Saturday, April 14, 2018

Anthony Nutting Turns in His Grave

The news anyone with half a brain has been dreading:

"On Friday evening, President Trump announced that he has ordered the US military to attack Syria's government. The attacks, which will be participated in by British and French forces, will focus on strikes against Syrian chemical capabilities... " (US, UK, France launch attacks on Syria, Jason Ditz, antiwar.com, 13/4/18)

I'm reminded of the combined British/French/Israeli aggression against Egypt in 1956, known as the Suez crisis. (For Israel today, merely substitute USrael.)

I'm reminded too of the following words by Britain's Minister of State at the Foreign Office at the time, Anthony Nutting, who resigned in protest at Britain's decision to join the prior Franco-Israeli conspiracy to attack Egypt:

"Rudyard Kipling's well-known lines on the Boer War - 'Let us admit it fairly as a business people should/ We have had no end of a lesson, it will do us no end of good' - apply equally appropriately to the Suez disaster of 1956. The Boer War, like the American War of Independence nearly 150 years before, showed that the Dutch colonies were not prepared to submit to British imperialism: the Suez War, 40 years later, showed that Britain could no longer dictate to Egypt.

"Within the span of that turbulent half-century the world was transformed and the conditions in which Britain had been able to play her former imperial role ceased to exist. British rule was withdrawn from vast areas of the world as the nineteenth-century concept of Empire was swept away in the scalding torrents of twentieth-century nationalism. Tel el-Kebir, Omdurman and the Khyber Pass now belong in the history books: the Wolseleys and the Kitcheners have ceased to be the arbiters of the fate of nations which, regardless of size and strength, now enjoy equality of status with the mightiest of powers in the United Nations.

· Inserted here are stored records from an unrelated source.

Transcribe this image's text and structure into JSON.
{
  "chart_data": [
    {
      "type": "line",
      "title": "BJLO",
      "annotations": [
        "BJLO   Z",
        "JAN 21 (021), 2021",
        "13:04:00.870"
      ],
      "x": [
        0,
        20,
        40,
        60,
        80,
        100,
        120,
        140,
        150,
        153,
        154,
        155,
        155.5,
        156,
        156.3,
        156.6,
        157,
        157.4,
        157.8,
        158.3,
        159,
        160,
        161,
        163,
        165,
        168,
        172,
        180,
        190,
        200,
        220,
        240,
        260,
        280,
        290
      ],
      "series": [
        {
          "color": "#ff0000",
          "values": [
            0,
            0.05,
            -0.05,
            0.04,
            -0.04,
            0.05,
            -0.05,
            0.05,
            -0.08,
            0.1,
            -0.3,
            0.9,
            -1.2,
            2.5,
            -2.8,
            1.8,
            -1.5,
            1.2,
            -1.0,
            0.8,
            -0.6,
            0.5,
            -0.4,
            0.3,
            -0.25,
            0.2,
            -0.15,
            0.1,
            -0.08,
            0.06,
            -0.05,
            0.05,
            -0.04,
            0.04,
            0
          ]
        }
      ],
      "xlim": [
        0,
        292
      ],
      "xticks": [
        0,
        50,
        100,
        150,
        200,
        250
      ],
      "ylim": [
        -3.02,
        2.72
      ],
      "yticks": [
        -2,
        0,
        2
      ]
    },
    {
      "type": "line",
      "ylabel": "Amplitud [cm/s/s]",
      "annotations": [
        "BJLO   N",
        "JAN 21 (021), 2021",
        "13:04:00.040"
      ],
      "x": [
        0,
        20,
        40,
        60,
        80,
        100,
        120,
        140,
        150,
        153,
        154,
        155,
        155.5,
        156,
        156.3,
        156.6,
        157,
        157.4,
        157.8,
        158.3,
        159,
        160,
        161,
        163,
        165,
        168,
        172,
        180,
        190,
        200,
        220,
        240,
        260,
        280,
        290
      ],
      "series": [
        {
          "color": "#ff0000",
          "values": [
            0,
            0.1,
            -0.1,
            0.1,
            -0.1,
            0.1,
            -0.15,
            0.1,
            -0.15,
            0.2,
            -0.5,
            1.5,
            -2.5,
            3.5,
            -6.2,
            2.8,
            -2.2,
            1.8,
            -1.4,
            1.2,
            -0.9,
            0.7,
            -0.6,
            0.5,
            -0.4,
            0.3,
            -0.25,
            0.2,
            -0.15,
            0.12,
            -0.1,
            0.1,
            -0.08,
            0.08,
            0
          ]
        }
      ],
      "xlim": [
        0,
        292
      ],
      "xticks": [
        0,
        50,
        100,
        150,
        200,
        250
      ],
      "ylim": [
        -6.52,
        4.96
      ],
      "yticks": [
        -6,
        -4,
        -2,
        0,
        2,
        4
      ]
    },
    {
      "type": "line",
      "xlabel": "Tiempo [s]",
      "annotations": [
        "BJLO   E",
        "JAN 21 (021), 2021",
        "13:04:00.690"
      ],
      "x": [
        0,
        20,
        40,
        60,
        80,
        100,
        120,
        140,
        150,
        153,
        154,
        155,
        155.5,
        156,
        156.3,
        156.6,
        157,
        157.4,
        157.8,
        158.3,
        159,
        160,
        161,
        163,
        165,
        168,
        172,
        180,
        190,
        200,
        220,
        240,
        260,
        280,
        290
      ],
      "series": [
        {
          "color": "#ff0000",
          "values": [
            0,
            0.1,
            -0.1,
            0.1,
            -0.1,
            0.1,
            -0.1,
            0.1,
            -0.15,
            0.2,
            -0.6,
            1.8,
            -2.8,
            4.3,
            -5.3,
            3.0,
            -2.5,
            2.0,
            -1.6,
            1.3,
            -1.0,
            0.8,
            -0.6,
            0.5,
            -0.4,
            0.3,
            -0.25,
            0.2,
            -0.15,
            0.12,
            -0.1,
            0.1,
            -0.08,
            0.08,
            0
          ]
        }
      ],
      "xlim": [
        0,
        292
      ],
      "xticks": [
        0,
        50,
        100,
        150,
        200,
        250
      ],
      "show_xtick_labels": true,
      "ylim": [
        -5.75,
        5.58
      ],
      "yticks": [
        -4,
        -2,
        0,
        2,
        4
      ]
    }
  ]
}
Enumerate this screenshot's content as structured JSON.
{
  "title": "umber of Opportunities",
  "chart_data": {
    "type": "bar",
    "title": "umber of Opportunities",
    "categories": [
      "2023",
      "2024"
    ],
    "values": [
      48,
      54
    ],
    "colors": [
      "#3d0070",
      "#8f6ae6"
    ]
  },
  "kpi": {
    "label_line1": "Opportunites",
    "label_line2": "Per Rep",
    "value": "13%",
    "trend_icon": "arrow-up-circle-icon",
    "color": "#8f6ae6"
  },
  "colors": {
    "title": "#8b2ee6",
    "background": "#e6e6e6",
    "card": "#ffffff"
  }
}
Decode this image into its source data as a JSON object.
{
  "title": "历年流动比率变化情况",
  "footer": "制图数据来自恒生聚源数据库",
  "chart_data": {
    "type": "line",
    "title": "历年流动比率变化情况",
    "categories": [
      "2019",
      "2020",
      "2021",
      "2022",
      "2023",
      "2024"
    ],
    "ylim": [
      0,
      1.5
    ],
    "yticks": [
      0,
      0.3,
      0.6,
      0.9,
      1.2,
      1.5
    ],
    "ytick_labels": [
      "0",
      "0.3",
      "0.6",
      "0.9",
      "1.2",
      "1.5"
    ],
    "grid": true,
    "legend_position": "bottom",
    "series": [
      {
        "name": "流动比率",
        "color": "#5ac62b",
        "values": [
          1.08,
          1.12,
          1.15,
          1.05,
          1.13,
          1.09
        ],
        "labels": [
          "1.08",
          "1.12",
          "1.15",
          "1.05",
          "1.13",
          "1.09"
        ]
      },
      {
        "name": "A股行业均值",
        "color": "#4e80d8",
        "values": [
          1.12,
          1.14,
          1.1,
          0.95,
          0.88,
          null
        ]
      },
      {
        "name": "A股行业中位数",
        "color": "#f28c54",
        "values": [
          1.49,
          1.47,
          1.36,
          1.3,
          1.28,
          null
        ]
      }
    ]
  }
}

"One of the more curious features of modern British history is that, while generally prepared to accept this transformation in respect of the Indian and Colonial Empires, successive British Governments were to show an extreme reluctance to abdicate control in the Middle East." (No End of a Lesson: The Story of Suez, 1967, pp 7-8)

Nutting published this insight into the colonial mindset of the British ruling class in the preface to his book on the Suez debacle 51 years ago. In attacking Syria yesterday, Britain and its Franco-USraeli accomplices have obviously learnt NOTHING in the 62-year period since they fucked up in Egypt in 1956.

3 comments:

Grappler said...

Thoroughly disgusting behaviour by the so-called leaders of the Western World - let us not give OPCW a chance to find out the truth. But as you rightly indicate MERC, it has happened many times before. I have seen nothing to suggest that Australia was involved in this. I hope not but am not optimistic. My heart goes out to the people of Syria.

Here is what Eisenhower said when he forced the British/French/Israelis to withdraw: “Under all the circumstances I have laid before you, a greater responsibility now develops upon the United States. We have shown, so that none can doubt, our dedication to the principle that force shall not be used internationally for any aggressive purpose and that the integrity and independence of the nations of the Middle East should be inviolate."


How things have changed!

I had not appreciated before, MERC, that the French and Israelis were already plotting before inviting the British to join their manufactured crisis in 1956. In the end, the Suez adventure cost Eden dearly - he lost the prime ministership. Let us hope that the same will be true of May, Macron, and Trump. All three appear to be totally in hock to Israel.

MERC said...

G, the relevant chapter in Nutting's book is 10, Invitation to a Conspiracy:

"... at three o'clock the Frenchmen arrived and were escorted into the Prime Minister's study, followed by Eden's Private Secretary, and myself... [Acting French foreign minister] Gazier then proceeded to ask us what would be Britain's reaction if Israel were to attack Egypt. Eden replied that this was a very difficult question... 'But would you resist Israel by force of arms?' Gazier asked. To this Eden replied with a half-laugh that he could hardly see himself fighting for Colonel Nasser!... I asked Gazier what, if any, information he had that Israel was contemplating an attack on Egypt. For a moment or two he did not answer, but sat looking nervously at the Private Secretary, who was busily taking notes in the background. Then, when Eden had told his Secretary to stop, Gazier said that he would like General Challe to speak. Challe then proceeded to outline what he termed was a possible plan of action for Britain and France to gain physical control of the Suez Canal. The plan, as he put it to us, was that Israel should be invited to attack Egypt across the Sinai peninsula and that France and Britain, having given the Israeli forces enough time to seize all or most of Sinai, should then order 'both sides' to withdraw their forces from the Suez Canal, in order to permit an Anglo-French force to intervene and occupy the Canal on the pretext of saving it from damage by fighting."

Anonymous said...

The 21st century has still not managed to rid the world of this cabal! My heart goes out to the beleaguered people of Syria, there are some of us who care!